Convidado a vir ao Brasil pela Secretaria Especial dos Direitos Humanos da Presidência da República (Sedh), o juiz espanhol Baltasar Garzón, famoso por ter decretado em 1998 a prisão do ditador chileno Augusto Pinochet, defendeu ontem em São Paulo a punição penal para crimes contra a humanidade cometidos durante o período da ditadura brasileira.

  • AP

    "Há uma obrigação não só moral, mas legal de investigar os crimes praticados durante a ditadura", disse em São Paulo o juiz espanhol que ficou famoso por ter decretado em 1998 a prisão do ditador chileno Augusto Pinochet

    Quando se trata de crimes contra a humanidade, entendo que não é possível a anistia e que a prescrição também não é possível. Há a primazia do direito penal internacional sobre o direito local sempre quando o país que estamos falando faz parte do sistema internacional de Justiça, como o caso do Brasil", disse.

    Garzón destacou que há uma obrigação "não só moral, mas legal" de investigar os crimes. "Creio que internacionalmente está cristalizada a doutrina jurídica de que esses crimes internacionais devem obter uma resposta da via penal, da Justiça penal", ressaltou.

    Questionado se os crimes cometidos durante a ditadura poderiam ser alvo de uma ação de uma corte internacional, o juiz espanhol disse que não se manifestaria sobre o assunto em respeito às instituições que estão investigando e atuando nos casos.

    Garzón defendeu ainda a abertura dos arquivos da ditadura. Para ele, o livre acesso aos documentos "é uma questão de justiça reparadora" e não pode ser tratado como uma questão política ou ideológica.

    O juiz espanhol chega ao Brasil em um momento de efervescência das discussões sobre a abertura dos arquivos, a punição dos torturadores dos anos de ditadura militar e a revisão da Lei de Anistia.
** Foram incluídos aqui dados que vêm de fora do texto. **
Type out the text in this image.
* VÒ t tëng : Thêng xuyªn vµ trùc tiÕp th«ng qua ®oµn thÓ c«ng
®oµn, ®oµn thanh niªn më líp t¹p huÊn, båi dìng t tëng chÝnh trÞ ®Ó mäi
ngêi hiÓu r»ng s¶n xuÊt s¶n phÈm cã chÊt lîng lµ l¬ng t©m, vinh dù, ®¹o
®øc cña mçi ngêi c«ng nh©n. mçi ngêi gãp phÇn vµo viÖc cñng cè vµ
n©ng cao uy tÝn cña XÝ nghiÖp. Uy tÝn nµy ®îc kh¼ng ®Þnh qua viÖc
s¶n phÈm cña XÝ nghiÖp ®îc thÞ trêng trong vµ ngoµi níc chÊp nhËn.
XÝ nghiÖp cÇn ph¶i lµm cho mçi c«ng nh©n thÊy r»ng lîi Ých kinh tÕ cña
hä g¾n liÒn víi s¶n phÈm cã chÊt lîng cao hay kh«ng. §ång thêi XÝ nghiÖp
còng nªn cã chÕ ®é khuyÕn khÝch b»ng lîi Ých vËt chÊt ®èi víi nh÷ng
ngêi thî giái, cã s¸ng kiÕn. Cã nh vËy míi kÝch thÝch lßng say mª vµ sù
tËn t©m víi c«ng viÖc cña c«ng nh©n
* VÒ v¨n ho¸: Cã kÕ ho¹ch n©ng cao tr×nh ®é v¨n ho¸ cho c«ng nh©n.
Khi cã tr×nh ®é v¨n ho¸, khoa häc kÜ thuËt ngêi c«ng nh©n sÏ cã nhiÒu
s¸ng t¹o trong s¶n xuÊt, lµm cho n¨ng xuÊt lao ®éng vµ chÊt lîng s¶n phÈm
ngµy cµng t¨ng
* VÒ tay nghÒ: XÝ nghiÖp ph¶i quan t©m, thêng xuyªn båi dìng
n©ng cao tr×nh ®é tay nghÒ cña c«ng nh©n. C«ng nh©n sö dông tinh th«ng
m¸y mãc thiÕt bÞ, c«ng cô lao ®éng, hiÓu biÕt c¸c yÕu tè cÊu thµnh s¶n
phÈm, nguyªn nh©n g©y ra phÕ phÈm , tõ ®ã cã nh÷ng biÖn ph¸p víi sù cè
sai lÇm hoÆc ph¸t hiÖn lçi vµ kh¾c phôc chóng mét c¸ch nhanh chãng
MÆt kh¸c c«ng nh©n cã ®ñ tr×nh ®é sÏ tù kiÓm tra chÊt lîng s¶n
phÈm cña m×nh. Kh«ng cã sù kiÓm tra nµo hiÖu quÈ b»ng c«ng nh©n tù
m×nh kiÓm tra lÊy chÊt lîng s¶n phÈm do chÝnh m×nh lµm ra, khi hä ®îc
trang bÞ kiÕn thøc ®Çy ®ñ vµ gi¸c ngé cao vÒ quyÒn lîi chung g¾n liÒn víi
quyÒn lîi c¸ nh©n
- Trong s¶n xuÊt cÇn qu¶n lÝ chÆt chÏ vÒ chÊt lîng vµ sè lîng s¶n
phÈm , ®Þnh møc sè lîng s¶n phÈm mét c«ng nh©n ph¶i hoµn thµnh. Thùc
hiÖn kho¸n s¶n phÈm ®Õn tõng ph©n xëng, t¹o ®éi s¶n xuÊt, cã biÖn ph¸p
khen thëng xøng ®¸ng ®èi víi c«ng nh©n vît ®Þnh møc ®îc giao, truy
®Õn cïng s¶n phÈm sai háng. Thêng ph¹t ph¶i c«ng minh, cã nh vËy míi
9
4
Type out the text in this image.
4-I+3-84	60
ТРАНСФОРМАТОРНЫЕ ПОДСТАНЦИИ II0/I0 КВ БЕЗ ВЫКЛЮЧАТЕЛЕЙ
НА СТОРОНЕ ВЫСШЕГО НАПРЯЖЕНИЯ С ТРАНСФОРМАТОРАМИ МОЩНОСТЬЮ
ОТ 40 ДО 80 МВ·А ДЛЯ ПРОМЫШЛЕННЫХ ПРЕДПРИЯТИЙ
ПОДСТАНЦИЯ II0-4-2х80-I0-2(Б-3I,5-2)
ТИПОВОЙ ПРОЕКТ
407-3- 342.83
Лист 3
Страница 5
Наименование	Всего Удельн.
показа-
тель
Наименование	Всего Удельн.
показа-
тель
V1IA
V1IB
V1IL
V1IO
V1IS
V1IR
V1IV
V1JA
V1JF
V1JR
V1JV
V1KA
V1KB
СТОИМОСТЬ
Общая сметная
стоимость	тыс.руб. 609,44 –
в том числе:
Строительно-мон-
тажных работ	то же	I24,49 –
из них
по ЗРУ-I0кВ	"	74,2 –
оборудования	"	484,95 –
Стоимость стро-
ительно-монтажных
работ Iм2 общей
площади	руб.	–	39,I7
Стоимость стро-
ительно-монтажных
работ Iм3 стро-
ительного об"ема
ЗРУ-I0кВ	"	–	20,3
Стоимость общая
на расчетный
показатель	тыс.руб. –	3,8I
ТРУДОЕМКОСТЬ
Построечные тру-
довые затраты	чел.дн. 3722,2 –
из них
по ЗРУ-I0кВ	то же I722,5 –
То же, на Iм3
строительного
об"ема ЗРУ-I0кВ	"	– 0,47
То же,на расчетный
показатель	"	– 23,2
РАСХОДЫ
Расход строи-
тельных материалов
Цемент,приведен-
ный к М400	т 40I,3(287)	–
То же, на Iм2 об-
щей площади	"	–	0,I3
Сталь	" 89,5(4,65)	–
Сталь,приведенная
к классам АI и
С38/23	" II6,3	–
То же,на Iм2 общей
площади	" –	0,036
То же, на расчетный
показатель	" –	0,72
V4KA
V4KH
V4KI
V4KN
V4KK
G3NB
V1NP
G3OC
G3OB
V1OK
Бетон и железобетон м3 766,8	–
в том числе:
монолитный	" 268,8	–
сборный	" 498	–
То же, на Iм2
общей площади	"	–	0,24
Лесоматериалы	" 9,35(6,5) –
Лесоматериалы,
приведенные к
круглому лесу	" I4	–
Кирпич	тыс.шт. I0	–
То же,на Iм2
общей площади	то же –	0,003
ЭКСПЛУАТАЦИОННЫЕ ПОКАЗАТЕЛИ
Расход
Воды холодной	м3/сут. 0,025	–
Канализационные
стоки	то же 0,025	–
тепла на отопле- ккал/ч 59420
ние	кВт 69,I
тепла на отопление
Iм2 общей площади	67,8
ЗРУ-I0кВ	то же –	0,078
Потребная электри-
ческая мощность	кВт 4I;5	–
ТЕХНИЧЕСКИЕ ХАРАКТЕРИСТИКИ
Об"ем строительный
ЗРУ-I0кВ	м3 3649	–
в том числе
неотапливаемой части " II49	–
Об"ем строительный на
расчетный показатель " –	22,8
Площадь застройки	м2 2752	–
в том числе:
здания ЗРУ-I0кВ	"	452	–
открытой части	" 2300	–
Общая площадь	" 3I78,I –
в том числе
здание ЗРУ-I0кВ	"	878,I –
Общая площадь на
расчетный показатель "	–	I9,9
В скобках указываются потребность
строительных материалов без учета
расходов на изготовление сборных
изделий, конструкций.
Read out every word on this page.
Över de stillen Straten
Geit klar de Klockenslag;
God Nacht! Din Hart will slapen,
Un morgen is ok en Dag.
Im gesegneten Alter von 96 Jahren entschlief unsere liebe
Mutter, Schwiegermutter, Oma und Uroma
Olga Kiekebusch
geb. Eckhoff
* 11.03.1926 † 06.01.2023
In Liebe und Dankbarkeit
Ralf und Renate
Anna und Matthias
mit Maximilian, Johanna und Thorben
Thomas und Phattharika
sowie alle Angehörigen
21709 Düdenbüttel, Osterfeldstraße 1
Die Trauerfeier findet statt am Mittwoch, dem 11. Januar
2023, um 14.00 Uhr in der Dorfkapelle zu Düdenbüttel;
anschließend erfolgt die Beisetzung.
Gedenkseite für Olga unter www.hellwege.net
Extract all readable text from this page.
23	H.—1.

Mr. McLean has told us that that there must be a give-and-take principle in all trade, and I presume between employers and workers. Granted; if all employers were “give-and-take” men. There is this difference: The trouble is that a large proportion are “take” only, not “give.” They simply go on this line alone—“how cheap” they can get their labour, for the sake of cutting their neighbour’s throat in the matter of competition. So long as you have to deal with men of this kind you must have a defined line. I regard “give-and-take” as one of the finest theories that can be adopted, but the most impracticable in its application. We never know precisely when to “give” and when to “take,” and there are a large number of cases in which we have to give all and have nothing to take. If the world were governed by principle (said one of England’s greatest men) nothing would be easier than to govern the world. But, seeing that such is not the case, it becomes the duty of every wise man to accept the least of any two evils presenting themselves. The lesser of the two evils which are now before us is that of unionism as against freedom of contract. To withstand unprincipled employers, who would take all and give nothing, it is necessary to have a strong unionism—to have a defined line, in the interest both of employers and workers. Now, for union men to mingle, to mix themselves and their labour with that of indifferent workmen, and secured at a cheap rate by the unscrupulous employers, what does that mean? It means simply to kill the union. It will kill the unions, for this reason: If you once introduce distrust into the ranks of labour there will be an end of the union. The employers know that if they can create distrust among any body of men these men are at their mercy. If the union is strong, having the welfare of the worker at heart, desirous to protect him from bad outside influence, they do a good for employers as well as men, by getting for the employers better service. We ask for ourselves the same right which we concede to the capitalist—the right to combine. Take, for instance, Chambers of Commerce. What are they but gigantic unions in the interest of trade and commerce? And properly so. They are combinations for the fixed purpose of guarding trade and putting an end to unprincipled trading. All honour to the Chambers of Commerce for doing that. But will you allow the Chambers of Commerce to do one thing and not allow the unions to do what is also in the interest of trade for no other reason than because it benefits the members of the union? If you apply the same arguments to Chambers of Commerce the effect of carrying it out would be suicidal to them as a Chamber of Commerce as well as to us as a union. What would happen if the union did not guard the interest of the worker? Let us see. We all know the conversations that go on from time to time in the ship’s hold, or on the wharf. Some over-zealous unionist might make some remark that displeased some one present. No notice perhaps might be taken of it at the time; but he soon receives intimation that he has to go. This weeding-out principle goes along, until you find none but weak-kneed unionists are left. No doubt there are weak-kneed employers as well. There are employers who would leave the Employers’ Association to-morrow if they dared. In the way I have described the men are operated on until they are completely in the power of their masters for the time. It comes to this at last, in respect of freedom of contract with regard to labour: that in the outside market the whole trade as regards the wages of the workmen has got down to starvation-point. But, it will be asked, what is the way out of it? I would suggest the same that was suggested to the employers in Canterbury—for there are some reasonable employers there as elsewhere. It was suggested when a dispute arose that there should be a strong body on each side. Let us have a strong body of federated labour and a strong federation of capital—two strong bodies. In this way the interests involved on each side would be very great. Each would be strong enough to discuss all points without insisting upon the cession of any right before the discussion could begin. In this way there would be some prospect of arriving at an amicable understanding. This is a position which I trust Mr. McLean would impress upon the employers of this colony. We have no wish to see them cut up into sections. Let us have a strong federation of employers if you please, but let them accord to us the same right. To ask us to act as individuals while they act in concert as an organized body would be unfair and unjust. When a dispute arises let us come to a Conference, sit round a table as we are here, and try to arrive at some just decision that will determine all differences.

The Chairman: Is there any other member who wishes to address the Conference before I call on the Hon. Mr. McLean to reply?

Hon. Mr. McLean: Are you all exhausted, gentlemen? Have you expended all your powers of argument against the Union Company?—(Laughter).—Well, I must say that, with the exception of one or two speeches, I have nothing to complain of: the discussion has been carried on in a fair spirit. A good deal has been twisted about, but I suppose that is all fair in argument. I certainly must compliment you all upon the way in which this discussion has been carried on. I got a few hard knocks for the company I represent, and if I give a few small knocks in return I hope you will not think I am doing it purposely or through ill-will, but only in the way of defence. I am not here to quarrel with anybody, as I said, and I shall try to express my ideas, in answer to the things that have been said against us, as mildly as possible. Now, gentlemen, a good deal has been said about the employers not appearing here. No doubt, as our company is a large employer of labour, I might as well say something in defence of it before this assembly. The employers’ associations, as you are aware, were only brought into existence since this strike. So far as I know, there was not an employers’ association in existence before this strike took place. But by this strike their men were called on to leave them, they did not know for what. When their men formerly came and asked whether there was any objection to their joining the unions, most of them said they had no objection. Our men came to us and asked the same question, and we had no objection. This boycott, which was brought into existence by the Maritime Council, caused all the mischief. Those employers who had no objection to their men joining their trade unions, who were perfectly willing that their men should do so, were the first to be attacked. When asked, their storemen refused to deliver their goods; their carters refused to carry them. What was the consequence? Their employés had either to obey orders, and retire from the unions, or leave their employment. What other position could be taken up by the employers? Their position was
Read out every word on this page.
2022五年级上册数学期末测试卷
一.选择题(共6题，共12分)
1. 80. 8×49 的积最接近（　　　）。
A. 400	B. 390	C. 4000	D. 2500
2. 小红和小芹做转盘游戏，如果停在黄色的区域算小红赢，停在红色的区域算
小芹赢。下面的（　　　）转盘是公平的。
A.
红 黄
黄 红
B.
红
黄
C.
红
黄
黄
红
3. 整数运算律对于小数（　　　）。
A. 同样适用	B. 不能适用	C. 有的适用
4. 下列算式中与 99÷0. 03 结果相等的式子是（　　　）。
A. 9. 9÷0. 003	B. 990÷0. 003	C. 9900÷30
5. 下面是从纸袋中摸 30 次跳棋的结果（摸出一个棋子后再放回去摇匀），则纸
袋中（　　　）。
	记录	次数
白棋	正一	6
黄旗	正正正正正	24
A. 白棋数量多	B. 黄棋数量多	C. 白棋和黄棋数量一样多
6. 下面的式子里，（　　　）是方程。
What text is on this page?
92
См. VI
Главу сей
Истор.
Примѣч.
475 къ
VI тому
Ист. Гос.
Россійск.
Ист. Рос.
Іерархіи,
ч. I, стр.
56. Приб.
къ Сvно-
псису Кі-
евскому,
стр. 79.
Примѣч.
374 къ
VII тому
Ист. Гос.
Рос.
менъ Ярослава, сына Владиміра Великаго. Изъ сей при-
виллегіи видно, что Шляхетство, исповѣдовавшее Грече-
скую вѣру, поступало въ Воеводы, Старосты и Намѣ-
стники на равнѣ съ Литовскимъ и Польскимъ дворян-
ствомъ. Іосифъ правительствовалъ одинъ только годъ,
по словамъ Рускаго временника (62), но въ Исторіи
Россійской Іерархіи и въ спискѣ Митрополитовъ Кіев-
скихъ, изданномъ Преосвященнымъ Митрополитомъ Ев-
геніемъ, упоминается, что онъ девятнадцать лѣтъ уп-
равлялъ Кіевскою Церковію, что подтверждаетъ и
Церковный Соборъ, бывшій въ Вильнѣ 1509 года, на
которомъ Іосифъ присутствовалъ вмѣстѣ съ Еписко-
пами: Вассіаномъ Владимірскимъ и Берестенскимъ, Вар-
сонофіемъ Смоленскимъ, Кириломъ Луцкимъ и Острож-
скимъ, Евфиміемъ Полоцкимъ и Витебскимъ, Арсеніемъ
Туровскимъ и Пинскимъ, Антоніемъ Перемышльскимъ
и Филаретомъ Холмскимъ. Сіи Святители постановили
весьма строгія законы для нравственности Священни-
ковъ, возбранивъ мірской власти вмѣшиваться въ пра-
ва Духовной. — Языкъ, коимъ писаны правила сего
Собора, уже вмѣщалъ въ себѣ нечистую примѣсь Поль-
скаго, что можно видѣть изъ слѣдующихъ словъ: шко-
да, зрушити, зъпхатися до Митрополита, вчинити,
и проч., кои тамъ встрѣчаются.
Há duas semanas, o ministro da Justiça, Tarso Genro, irritou os militares ao defender, em um seminário, a punição rigorosa para a tortura, que, em sua opinião, não pode ser classificada como crime político, mas como crime comum.

    Hoje em São Paulo, o juiz espanhol visitou o antigo prédio do DOPS (Departamento de Ordem Política e Social), atual Estação Pinacoteca. O prédio, onde ocorreram crimes de tortura e assassinatos nos anos mais duros da ditadura militar, serve de palco para a exposição "Direito à Memória e à Verdade", organizada pela Sedh, ligada à Presidência da República.

    Garzón participa ainda do seminário internacional "Direito à Memória e à Verdade", promovido pela Sedh, em parceria com a Universidade Estadual Paulista (Unesp) e a revista Carta Capital. Amanhã (19), em Brasília, o juiz espanhol se encontrará com autoridades do Executivo, Legislativo e Judiciário e fará uma palestra no debate promovido pela Universidade de Brasília (UnB) e a Comissão Especial sobre Mortos e Desaparecidos Políticos.